Eleanor G. 'Ellie' Kinnaird (born November 14, 1931) is a North Carolina politician who served as a Democratic member of the North Carolina General Assembly representing the state's 23rd Senate district from January 1997 until her resignation in 2013.[2] Her district included constituents in Orange and Chatham counties.


Kinnaird was mayor of Carrboro, North Carolina from 1987 to 1996; during that time, she also earned a law degree from North Carolina Central University (1992) and entered private practice. In 1996, she ran for and was elected to the North Carolina Senate.

At one point, Kinnaird served as Chair of the Appropriations Committee on Justice and Public Safety, as Chair of the Mental Health and Youth Services committee and as Vice-Chair of the Agriculture/Environment/Natural Resources committee.[3] In addition to these leadership positions and her other standing committee assignments on Appropriations/Base Budget, Finance, Health Care and Judiciary I (Civil), she was also a member of the NC Energy Policy Council[4] and the Environmental Review Commission.[5]

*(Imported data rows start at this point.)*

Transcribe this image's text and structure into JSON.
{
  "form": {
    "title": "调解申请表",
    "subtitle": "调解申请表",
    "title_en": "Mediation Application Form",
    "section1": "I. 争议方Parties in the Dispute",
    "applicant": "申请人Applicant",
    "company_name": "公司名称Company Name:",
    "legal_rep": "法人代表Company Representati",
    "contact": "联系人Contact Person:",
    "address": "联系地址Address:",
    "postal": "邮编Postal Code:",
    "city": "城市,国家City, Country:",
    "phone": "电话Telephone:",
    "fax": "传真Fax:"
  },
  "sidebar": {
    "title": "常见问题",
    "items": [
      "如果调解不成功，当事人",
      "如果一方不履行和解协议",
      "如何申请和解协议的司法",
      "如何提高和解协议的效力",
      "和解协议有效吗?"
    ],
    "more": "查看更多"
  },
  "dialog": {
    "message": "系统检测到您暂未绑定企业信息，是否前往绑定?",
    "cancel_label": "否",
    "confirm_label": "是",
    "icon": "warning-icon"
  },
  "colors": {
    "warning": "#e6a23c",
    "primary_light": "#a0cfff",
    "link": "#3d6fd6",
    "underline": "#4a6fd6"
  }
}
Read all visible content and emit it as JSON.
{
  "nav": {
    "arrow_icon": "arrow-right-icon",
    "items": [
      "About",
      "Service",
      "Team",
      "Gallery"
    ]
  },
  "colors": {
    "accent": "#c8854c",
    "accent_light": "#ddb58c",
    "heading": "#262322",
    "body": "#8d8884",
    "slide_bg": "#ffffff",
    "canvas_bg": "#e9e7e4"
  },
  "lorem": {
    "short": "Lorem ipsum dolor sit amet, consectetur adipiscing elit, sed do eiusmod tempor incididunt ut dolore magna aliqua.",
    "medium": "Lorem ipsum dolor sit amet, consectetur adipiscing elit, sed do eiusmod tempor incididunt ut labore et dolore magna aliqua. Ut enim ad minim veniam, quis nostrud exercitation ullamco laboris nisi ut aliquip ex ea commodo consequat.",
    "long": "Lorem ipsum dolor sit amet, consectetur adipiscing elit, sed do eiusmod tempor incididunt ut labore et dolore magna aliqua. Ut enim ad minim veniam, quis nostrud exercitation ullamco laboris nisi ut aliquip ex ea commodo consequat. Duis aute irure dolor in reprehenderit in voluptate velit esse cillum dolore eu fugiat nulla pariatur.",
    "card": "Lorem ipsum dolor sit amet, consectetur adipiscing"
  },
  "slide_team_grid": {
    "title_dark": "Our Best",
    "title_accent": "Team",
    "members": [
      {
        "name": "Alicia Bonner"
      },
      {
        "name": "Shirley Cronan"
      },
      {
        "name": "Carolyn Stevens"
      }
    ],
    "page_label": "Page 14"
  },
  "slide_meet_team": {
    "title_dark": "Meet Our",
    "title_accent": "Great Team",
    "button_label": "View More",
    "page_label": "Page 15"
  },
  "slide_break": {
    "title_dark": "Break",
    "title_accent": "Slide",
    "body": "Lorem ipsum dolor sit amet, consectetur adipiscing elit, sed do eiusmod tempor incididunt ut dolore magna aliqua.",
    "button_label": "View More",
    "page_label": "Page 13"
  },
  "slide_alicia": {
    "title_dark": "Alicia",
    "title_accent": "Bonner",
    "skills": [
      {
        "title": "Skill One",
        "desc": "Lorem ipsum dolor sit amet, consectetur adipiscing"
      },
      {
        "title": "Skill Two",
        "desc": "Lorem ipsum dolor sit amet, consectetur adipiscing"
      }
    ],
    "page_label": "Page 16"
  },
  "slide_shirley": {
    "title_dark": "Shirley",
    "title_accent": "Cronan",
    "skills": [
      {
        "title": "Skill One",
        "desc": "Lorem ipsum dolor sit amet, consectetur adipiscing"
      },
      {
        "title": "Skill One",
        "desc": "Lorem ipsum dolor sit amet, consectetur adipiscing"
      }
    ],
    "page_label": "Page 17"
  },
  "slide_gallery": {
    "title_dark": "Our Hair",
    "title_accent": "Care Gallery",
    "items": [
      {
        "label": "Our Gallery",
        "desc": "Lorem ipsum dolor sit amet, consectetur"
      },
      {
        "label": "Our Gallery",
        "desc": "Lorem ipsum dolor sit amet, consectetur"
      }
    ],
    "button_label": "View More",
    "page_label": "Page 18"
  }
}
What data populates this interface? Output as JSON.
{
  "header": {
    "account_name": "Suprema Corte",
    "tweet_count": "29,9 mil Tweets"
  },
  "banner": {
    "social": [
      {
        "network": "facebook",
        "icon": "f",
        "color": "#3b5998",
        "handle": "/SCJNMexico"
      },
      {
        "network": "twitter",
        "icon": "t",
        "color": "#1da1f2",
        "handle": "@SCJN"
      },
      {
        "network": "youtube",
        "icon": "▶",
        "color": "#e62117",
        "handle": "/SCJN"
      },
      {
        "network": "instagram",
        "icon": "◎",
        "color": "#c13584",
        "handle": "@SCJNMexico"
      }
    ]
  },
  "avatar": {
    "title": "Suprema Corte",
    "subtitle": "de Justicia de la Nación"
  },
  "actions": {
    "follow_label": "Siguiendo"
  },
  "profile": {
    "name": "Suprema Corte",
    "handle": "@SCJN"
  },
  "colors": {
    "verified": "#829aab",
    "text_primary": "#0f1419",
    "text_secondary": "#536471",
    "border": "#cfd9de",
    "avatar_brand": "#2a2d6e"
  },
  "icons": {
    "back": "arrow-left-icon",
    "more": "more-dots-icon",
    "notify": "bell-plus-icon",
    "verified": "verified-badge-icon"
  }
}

Senator Kinnaird is an advocate for electoral reform and lobby reform. For example, in 2005 she sponsored a bill to require that voting machine source code and election results in North Carolina can be audited;[6] the bill passed the Senate 48-0 and was signed into law in August 2005.

Senator Kinnaird is also an advocate for environmental protection. She received a 100% rating[7] from the Conservation Council of North Carolina.[8]

A vocal opponent of the death penalty, in 2003 Senator Kinnaird sponsored a bill to initiate a moratorium on the death penalty in North Carolina; the bill passed the Senate 28-22, making the North Carolina Senate the first legislative body in the U.S. South to support a halt to executions.


In 2007, Kinnaird announced that she was contemplating whether or not to run in the next election, noting that she would like a woman to replace her in the Senate. She said that due to recent retirements and a dearth of female Senators, the Senate could be left with only three women if she retired, while there were seven women serving as Senators when she first took office.[9]

As of October 2007 only three men (Moses Carey, John Herrera, and Mike Nelson) had announced their intentions to run for the Senate seat possibly being vacated by Kinnaird. Kinnaird announced she would seek re-election in 2008. Both Herrera and Nelson dropped out of the race after Kinnaird's announcement. Carey, however, stayed in and lost to Kinnaird by 64% to 36%.